Always his most questionable skill, Wheeler began showing signs in 2018 (BB/9 of 1.80 and 2.05 in August and September) and carried that into 2019. It makes you believe that he truly has unlocked it, and even at a 2.50 BB/9 it’s a solid mark that should allow him to continue posting a strong WHIP.
This is where things truly get questionable. While he hasn’t struggled with home runs in the past, he also has lacked the ability to continually generate groundballs (46.5% for his career). Could the move to Philadelphia help his home run rate rise significantly (1.01 HR/9 in ’19)? It wouldn’t be a surprise, and without an elite strikeout rate that’s a risk that can’t be overlooked.

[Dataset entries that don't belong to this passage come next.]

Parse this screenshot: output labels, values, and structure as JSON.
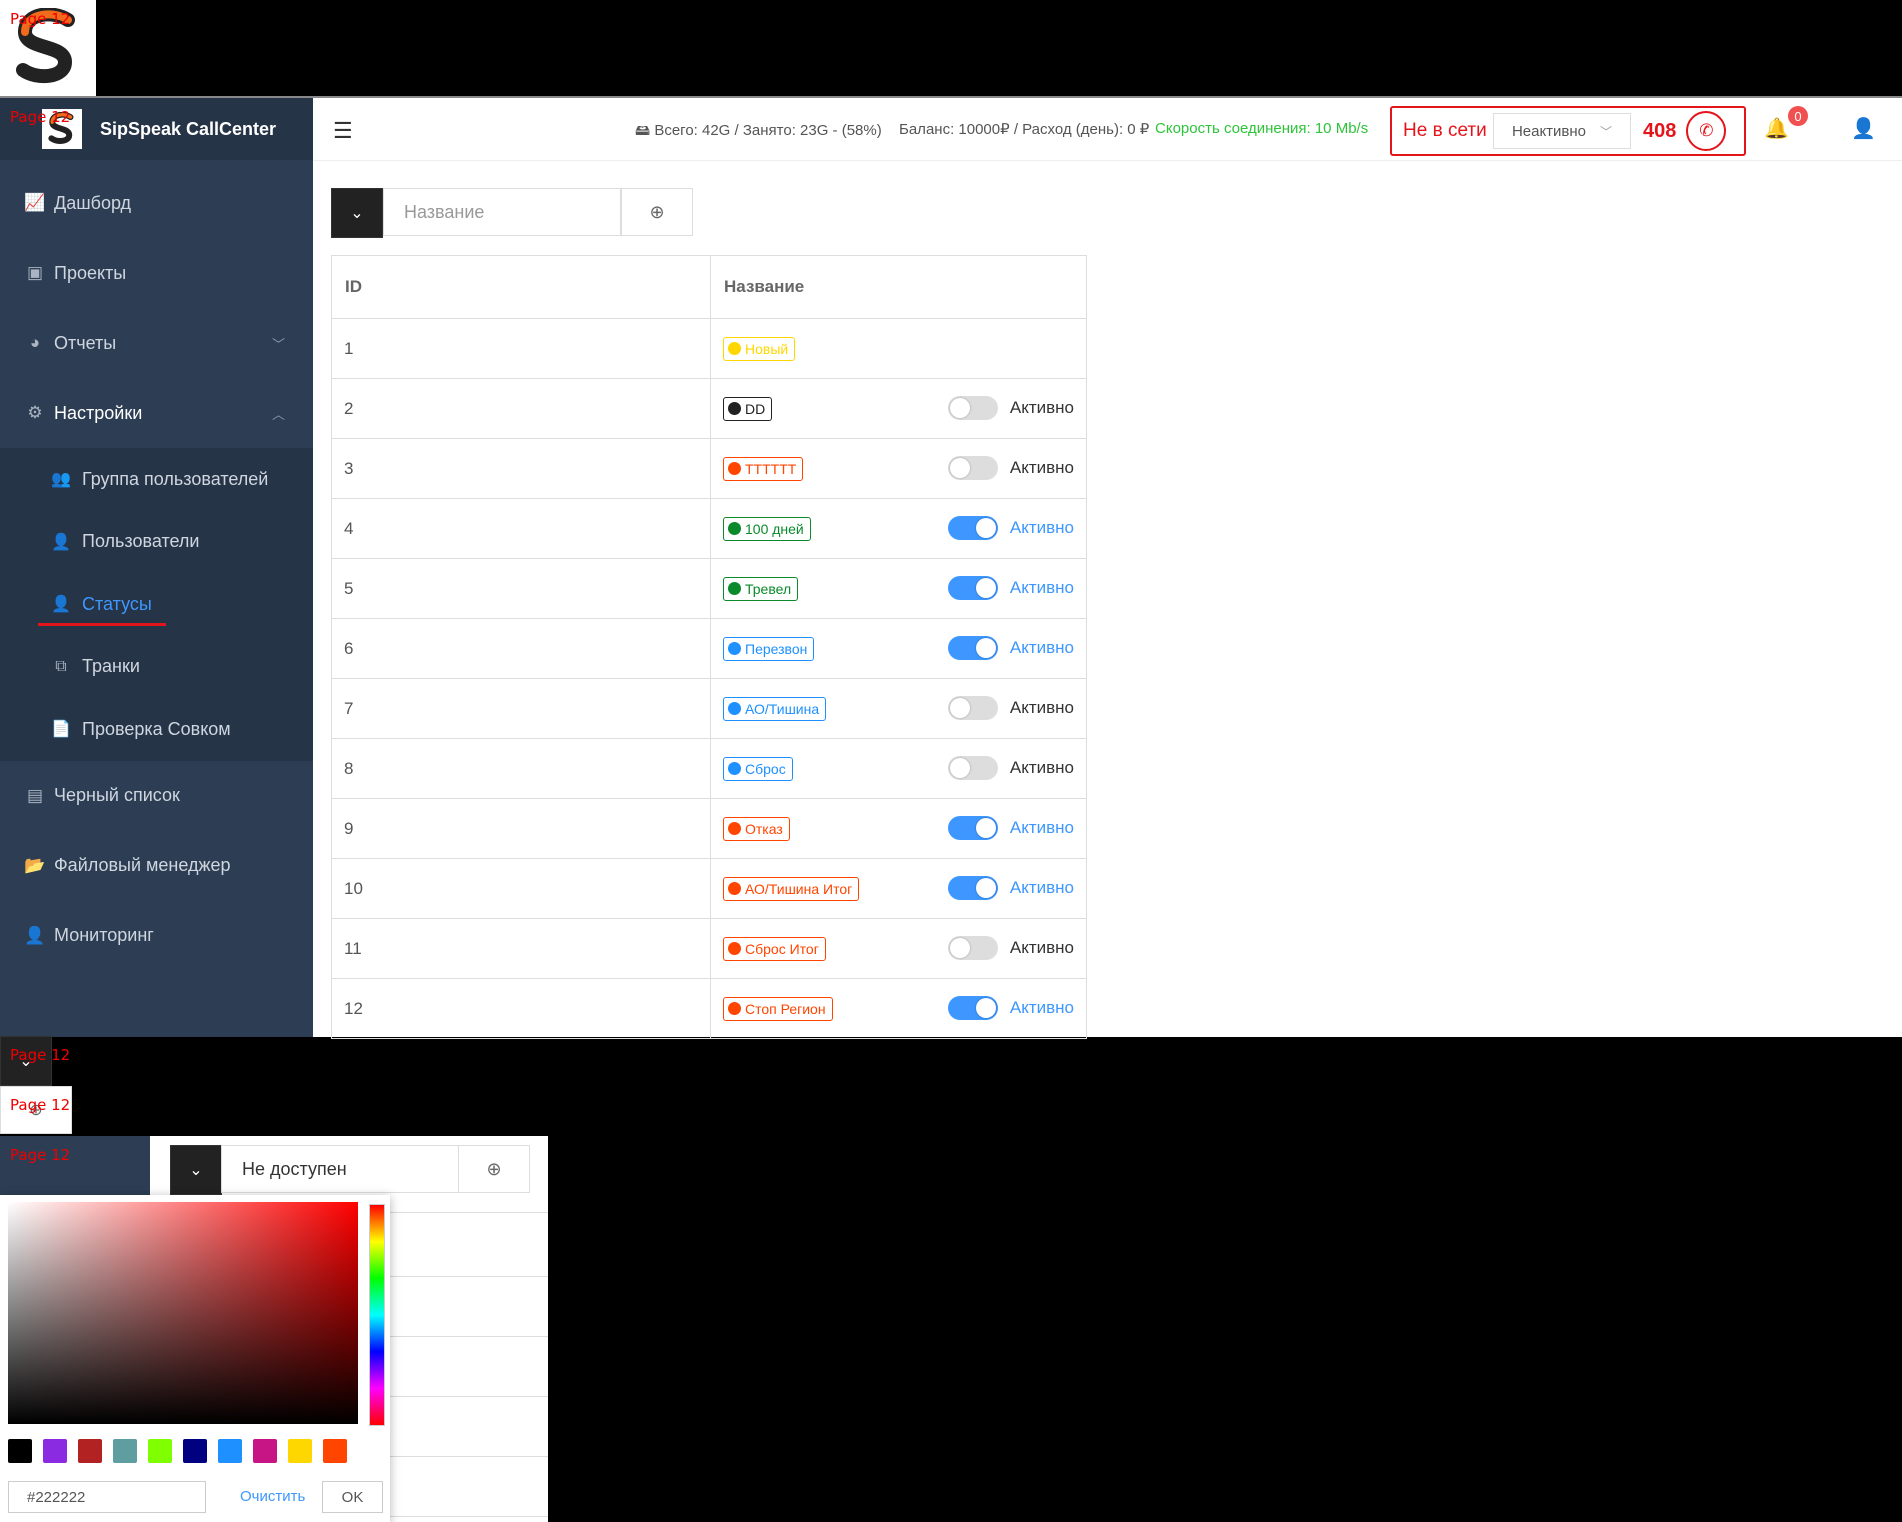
{
  "page_tag": "Page 12",
  "brand": {
    "name": "SipSpeak CallCenter"
  },
  "sidebar": {
    "items": [
      {
        "label": "Дашборд",
        "icon": "chart-line-icon"
      },
      {
        "label": "Проекты",
        "icon": "robot-icon"
      },
      {
        "label": "Отчеты",
        "icon": "pie-chart-icon"
      },
      {
        "label": "Настройки",
        "icon": "gear-icon"
      },
      {
        "label": "Черный список",
        "icon": "contact-book-icon"
      },
      {
        "label": "Файловый менеджер",
        "icon": "folder-open-icon"
      },
      {
        "label": "Мониторинг",
        "icon": "user-check-icon"
      }
    ],
    "submenu": [
      {
        "label": "Группа пользователей",
        "icon": "users-group-icon"
      },
      {
        "label": "Пользователи",
        "icon": "user-icon"
      },
      {
        "label": "Статусы",
        "icon": "user-edit-icon"
      },
      {
        "label": "Транки",
        "icon": "network-icon"
      },
      {
        "label": "Проверка Совком",
        "icon": "file-export-icon"
      }
    ]
  },
  "header": {
    "storage": "Всего: 42G / Занято: 23G - (58%)",
    "balance": "Баланс: 10000₽ / Расход (день): 0 ₽",
    "speed": "Скорость соединения: 10 Mb/s",
    "offline": "Не в сети",
    "state_select": "Неактивно",
    "extension": "408",
    "notifications": "0"
  },
  "toolbar": {
    "name_placeholder": "Название"
  },
  "table": {
    "headers": [
      "ID",
      "Название"
    ],
    "toggle_label": "Активно",
    "rows": [
      {
        "id": "1",
        "name": "Новый",
        "color": "#ffd700",
        "toggle": null
      },
      {
        "id": "2",
        "name": "DD",
        "color": "#222222",
        "toggle": false
      },
      {
        "id": "3",
        "name": "TTTTTT",
        "color": "#ff4500",
        "toggle": false
      },
      {
        "id": "4",
        "name": "100 дней",
        "color": "#0a8a2a",
        "toggle": true
      },
      {
        "id": "5",
        "name": "Тревел",
        "color": "#0a8a2a",
        "toggle": true
      },
      {
        "id": "6",
        "name": "Перезвон",
        "color": "#1e90ff",
        "toggle": true
      },
      {
        "id": "7",
        "name": "АО/Тишина",
        "color": "#1e90ff",
        "toggle": false
      },
      {
        "id": "8",
        "name": "Сброс",
        "color": "#1e90ff",
        "toggle": false
      },
      {
        "id": "9",
        "name": "Отказ",
        "color": "#ff4500",
        "toggle": true
      },
      {
        "id": "10",
        "name": "АО/Тишина Итог",
        "color": "#ff4500",
        "toggle": true
      },
      {
        "id": "11",
        "name": "Сброс Итог",
        "color": "#ff4500",
        "toggle": false
      },
      {
        "id": "12",
        "name": "Стоп Регион",
        "color": "#ff4500",
        "toggle": true
      }
    ]
  },
  "lower": {
    "name_value": "Не доступен",
    "picker": {
      "swatches": [
        "#000000",
        "#8a2be2",
        "#b22222",
        "#5f9ea0",
        "#7fff00",
        "#000080",
        "#1e90ff",
        "#c71585",
        "#ffd700",
        "#ff4500"
      ],
      "hex_value": "#222222",
      "clear_label": "Очистить",
      "ok_label": "OK"
    }
  }
}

At the end of the day there continues to be value for Wheeler, who should be able to post results similar to what he did in 2019. At the same time there has often been hope that he could take that next step and truly emerge. If that’s not the case just how much upside is there really? He’s a solid option, more in the SP3 range, as opposed to that potential fantasy ace. If someone is willing to pay that type of elite price, don’t be shy to cash in.